長井謙治「朝鮮半島における後期旧石器化と「交替劇」」

 本報告は、文部科学省科学研究費補助金(新学術領域研究)2010-2014「ネアンデルタールとサピエンス交替劇の真相:学習能力の進化にもとづく実証的研究」(領域番号1201「交替劇」)研究項目A01「考古資料に基づく旧人・新人の学習行動の実証的研究」の2013年度研究報告書(研究項目A01研究報告書No.4)に所収されています。公式サイトにて本報告をPDFファイルで読めます(P41-47)。

 同じく朝鮮半島の「交替劇」の頃を扱った著者の他の論文を、このブログで取り上げたことがあります(関連記事)。「交替劇」とは、「旧人」から「新人」への「交替」のことです。私はもう十数年前より、「猿人」・「原人」・「旧人」・「新人」という人類の系統区分に疑問を抱いているのですが、さまざまな分野の専門家が集まっている「ネアンデルタールとサピエンス交替劇の真相:学習能力の進化にもとづく実証的研究」においてこの用語が使われているので、それは尊重しなければならないだろうと考えて、この研究に関する記事では使うことにしています。

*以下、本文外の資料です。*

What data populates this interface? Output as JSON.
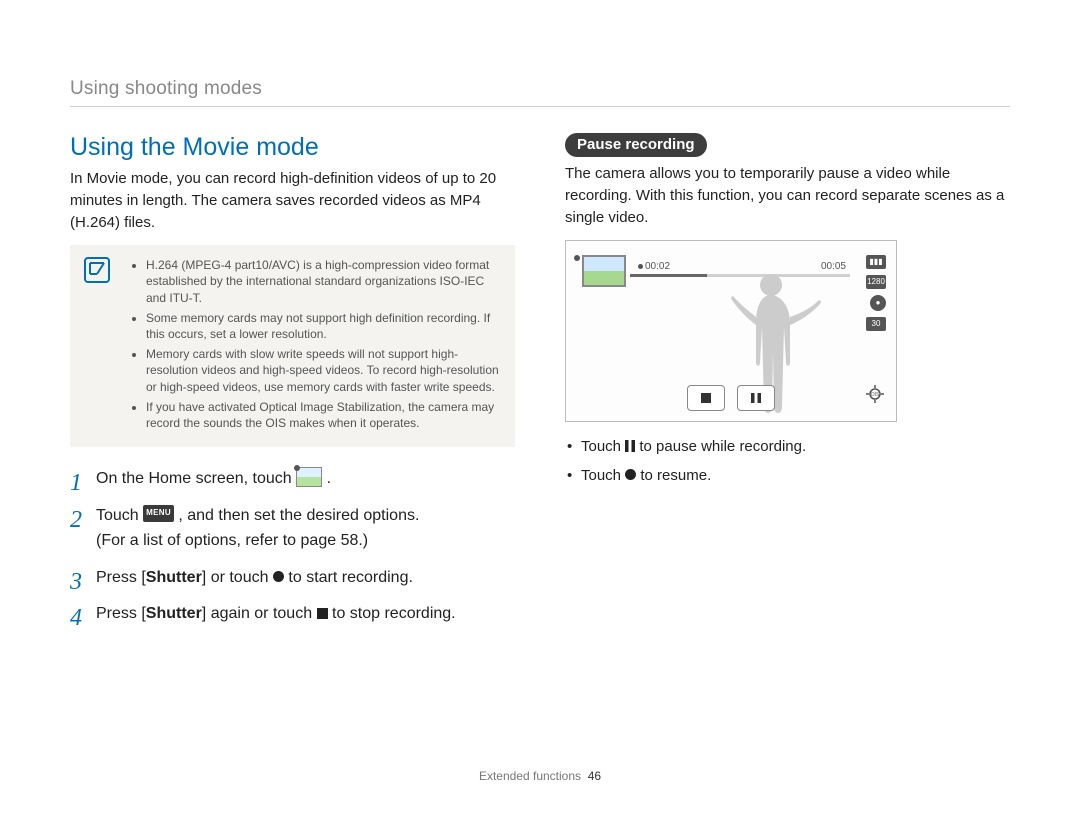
{
  "breadcrumb": "Using shooting modes",
  "left": {
    "title": "Using the Movie mode",
    "intro": "In Movie mode, you can record high-definition videos of up to 20 minutes in length. The camera saves recorded videos as MP4 (H.264) files.",
    "notes": [
      "H.264 (MPEG-4 part10/AVC) is a high-compression video format established by the international standard organizations ISO-IEC and ITU-T.",
      "Some memory cards may not support high definition recording. If this occurs, set a lower resolution.",
      "Memory cards with slow write speeds will not support high-resolution videos and high-speed videos. To record high-resolution or high-speed videos, use memory cards with faster write speeds.",
      "If you have activated Optical Image Stabilization, the camera may record the sounds the OIS makes when it operates."
    ],
    "steps": {
      "s1a": "On the Home screen, touch ",
      "s1b": ".",
      "s2a": "Touch ",
      "s2_menu": "MENU",
      "s2b": " , and then set the desired options.",
      "s2c": "(For a list of options, refer to page 58.)",
      "s3a": "Press [",
      "s3b": "Shutter",
      "s3c": "] or touch ",
      "s3d": " to start recording.",
      "s4a": "Press [",
      "s4b": "Shutter",
      "s4c": "] again or touch ",
      "s4d": " to stop recording."
    }
  },
  "right": {
    "pill": "Pause recording",
    "intro": "The camera allows you to temporarily pause a video while recording. With this function, you can record separate scenes as a single video.",
    "screenshot": {
      "time_elapsed": "00:02",
      "time_total": "00:05",
      "side_icons": [
        "batt",
        "1280",
        "mic",
        "30"
      ],
      "ois_label": "OIS"
    },
    "bullets": {
      "b1a": "Touch ",
      "b1b": " to pause while recording.",
      "b2a": "Touch ",
      "b2b": " to resume."
    }
  },
  "footer": {
    "section": "Extended functions",
    "page": "46"
  }
}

 さて、本論文についてですが、朝鮮半島ではこの「交替劇」の期間の様相には不明瞭なところが残っている、と指摘されています。その理由の一つは、ハンドアックス(握斧)石器群の下限が不明瞭なうえに、依拠する編年観の不一致により、ユーラシアにおける「交替劇」の時期と想定されている酸素同位体ステージ(OIS)3の石器文化編年が容易ではないことにあります。朝鮮半島におけるハンドアックスの下限年代はOIS3まで下る、とする見解がある一方で、それを否定するような編年も提示されています。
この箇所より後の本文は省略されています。